Design, no... but I've definitely thought about letting one route traces... while autorouters work, I was hoping Claude could do matched traces better. At the time, it didn't want to generate the kicad pcbnew file though. /shrug
Everyone is different, but board layout is one area where I aggressively don't want any LLM input until such a time as it is as good at board layout as it is at refactoring code.
We're still a ways off from that, and that's likely because board layout requires a much more nuanced perspective of the enclosure shape, power requirements, heat dissipation, RF...
It's really not about placing ICs with caps nearby. I actually really enjoy that part anyhow. That's the fun part!
A few days ago someone on HN commented that a teammate uses Claude to search for text in files on their own computer. Buddy... There's Command-line Tools Can Be 235x Faster Than Your Hadoop Cluster and then there's Command-line Tools Can Be ∞ Faster Than Your AI.
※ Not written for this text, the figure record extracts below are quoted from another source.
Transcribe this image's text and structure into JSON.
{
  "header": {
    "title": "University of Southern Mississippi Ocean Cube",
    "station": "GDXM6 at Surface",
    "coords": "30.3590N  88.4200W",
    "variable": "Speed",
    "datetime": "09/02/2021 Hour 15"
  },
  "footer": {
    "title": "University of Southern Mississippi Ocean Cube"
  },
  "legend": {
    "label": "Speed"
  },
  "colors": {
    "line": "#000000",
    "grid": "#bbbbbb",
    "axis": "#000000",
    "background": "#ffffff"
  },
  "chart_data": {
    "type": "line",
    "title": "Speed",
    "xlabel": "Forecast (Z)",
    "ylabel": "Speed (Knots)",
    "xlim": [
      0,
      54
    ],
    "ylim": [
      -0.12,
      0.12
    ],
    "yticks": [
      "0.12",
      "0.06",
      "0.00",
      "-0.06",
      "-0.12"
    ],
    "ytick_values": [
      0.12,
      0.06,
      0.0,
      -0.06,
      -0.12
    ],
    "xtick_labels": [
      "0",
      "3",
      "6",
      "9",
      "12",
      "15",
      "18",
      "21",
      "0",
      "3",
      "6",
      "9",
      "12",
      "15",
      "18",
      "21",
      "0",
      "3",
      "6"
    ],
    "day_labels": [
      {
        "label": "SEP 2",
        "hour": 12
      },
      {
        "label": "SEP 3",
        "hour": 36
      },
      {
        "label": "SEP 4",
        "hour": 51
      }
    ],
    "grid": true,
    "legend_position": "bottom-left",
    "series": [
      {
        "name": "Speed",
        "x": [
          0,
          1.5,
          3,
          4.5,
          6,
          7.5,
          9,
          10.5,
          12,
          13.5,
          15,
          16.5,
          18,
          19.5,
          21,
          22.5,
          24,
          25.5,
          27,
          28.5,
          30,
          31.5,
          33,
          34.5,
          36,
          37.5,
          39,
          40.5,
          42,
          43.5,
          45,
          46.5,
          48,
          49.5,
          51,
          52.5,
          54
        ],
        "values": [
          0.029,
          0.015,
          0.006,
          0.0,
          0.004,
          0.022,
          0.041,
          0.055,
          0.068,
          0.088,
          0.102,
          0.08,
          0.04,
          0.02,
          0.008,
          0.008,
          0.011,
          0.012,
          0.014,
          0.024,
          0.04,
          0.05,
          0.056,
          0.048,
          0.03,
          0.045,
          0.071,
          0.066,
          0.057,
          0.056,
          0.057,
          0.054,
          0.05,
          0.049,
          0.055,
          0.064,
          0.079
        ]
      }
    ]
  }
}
As snark, I've been using the phrase "ask GPT about it" for things that clearly do not need an LLM to be involved. The other day, I was on a zoom call and said it, only to see the present actually doing it. I hope my unmuted laugh wasn't too distracting.
There are many domains where a hybrid of numeric and AI approaches would make sense. For example in those domains where there's already a rich practice of numeric tools such as with IC layout.
If its any consolation: once we've burnt the last crumb of coal, the last drop of oil and last bit of natural gas to fuel the AI overlords, that particular problem will take care of itself.
I work on a large C++ codebase, with large files. Human developers jump around between files with the Visual Studio fuzzy search, set breakpoints to trace execution in the Debugger, use the IDE's refactoring tools.
Microsoft's answer to this was to just ... expose none of this to their Agent Mode!? Replace the working semantic autocomplete with fucking lies!?
Maybe it's changed, I haven't been paying that much attention after bouncing off of this. I've gotten mild acceleration from using gptel-mode in emacs, manually adding references to context, and having models do various mechanical transformations on code. And I've even had some limited success writing tools for it to do LSP lookups.